The proceeds from the sale of the vessel were insufficient to satisfy the claims against her, even without the claims of the United States. Including the claims of the United States, little or nothing will be left for the mortgagee. It therefore becomes a question of importance to determine the relative priority of these claims. As all parties agree that the Briggs & Beckman bill for supplies and equipment is entitled to be paid first, that question need not be discussed. The real controversy comes between the mortgagee and the United States. This turns on the correct interpretation of subsection M of section 30 of the Merchant Marine Act of 1920 (41 Stat. 988), which provides, in substance, that there shall be ranked ahead of a mortgage only (1) liens which are in existence prior to it and (2) liens of certain specified kinds, among, which neither head tax nor penalties are included. If this section stood alone, the rights of the United States would be postponed to those of the mortgagee. But the section must be construed, *783of course, with due regard to other provisions of the statutes, especially Rev. Stat. § 3466 (Comp. St. § 6372), which in the strongest terms gives priority to debts or taxes due to the United States.

The Immigration Act (34 Stat. 898, as amended [Comp. St. 1918, Comp. St. Ann. Supp. 1919, § 4289%aa]) provides (section 1) that—

“There shall be levied, collected, and paid, a tax oí eight dollars for every alien * * * entering the United States. The said tax shall be paid to the collector of customs * * * by the master * * * of the vessel * * * bringing such alien to the United States. * * ’’ The tax imposed by this section shall be a lien upon the vessel * * * and shall be a debt in favor of the United States against the owner.”

It is contended by the mortgagee that, although called a “tax,” this exaction is not a tax in the strict use of the word. But no decision has been cited which supports this contention. The exaction is referred to in the statute as a “tax,” and I see no sufficient reason for holding it to be otherwise. It is expressly secured by a lien on the vessel, as well as entitled to priority by section 3466 above referred to.

While the question is not free from doubt, it does not seem to me that the provisions of section 30, subsection M, of the Shipping Act, were intended to postpone the government’s right to -taxes secured by liens on vessels to the rights of mortgagees. Indeed, the policy of the government to insist on priority for taxes is so fundamental, and so widely established in our law, that I should hesitate to say it had been relinquished without express language to that effect. I therefore reach the conclusion that the head tax takes precedence of the mortgage.

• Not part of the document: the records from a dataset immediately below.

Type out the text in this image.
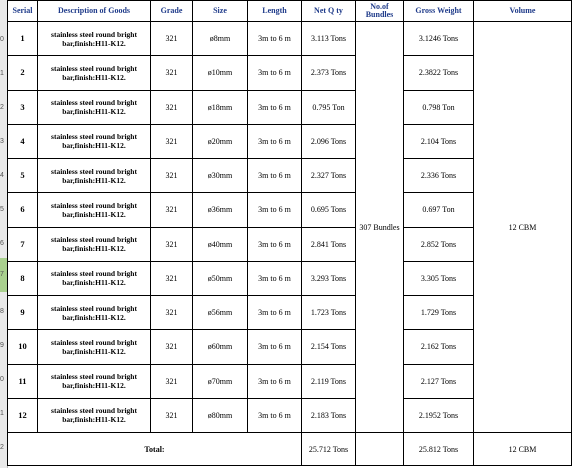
0
1
2
3
4
5
6
7
8
9
0
1
2
Serial	Description of Goods	Grade	Size	Length	Net Q ty	No.of Bundles	Gross Weight	Volume
1	stainless steel round bright bar,finish:H11-K12.	321	ø8mm	3m to 6 m	3.113 Tons	307 Bundles	3.1246 Tons	12 CBM
2	stainless steel round bright bar,finish:H11-K12.	321	ø10mm	3m to 6 m	2.373 Tons		2.3822 Tons	
3	stainless steel round bright bar,finish:H11-K12.	321	ø18mm	3m to 6 m	0.795 Ton		0.798 Ton	
4	stainless steel round bright bar,finish:H11-K12.	321	ø20mm	3m to 6 m	2.096 Tons		2.104 Tons	
5	stainless steel round bright bar,finish:H11-K12.	321	ø30mm	3m to 6 m	2.327 Tons		2.336 Tons	
6	stainless steel round bright bar,finish:H11-K12.	321	ø36mm	3m to 6 m	0.695 Tons		0.697 Ton	
7	stainless steel round bright bar,finish:H11-K12.	321	ø40mm	3m to 6 m	2.841 Tons		2.852 Tons	
8	stainless steel round bright bar,finish:H11-K12.	321	ø50mm	3m to 6 m	3.293 Tons		3.305 Tons	
9	stainless steel round bright bar,finish:H11-K12.	321	ø56mm	3m to 6 m	1.723 Tons		1.729 Tons	
10	stainless steel round bright bar,finish:H11-K12.	321	ø60mm	3m to 6 m	2.154 Tons		2.162 Tons	
11	stainless steel round bright bar,finish:H11-K12.	321	ø70mm	3m to 6 m	2.119 Tons		2.127 Tons	
12	stainless steel round bright bar,finish:H11-K12.	321	ø80mm	3m to 6 m	2.183 Tons		2.1952 Tons	
Total:					25.712 Tons		25.812 Tons	12 CBM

When it comes to the penalties claimed for the alleged failure of the vessel to provide sufficient space per passenger, the government’s contention seems to me much weaker. Penalties involve misconduct or neglect — as applied to vessels, on the part of their officers, managers, or owners, generally speaking. They stand on a very different footing from taxes. Moreover, there is a recognized distinction between a priority resting on a lien and one not so secured. See Collier on Bankruptcy (12th Ed.) p. 988. The priority of taxes especially when secured by a lien is so basic as almost to go without saying; but this is not so with penalties, the omission to mention which in subsection M seems to me significant. If it had been intended to accord them priority'over mortgages, I think it would have been so stated in the statute. This view seems to me to be considerably strengthened by the provisions of subsection O that a forfeiture of the vessel shall not affect the mortgagee’s rights. It can hardly have been intended that mortgagees should be protected against forfeiture, but left open to imposition of penalties which may be equally disastrous.

There remains one further difficulty. Shortly after the entry of the decree the money in the registry was paid out in accordance therewith and the mortgagee received about $1,023. The mortgagee was not entitled to this money, and only obtained it by the mistake which has been referred to. An order may be entered directing the mortgagee to pay back into court as much of said sum as may be necessary to satisfy the tax. If the amount is not agreed to, there must be a reference to an assessor to state it.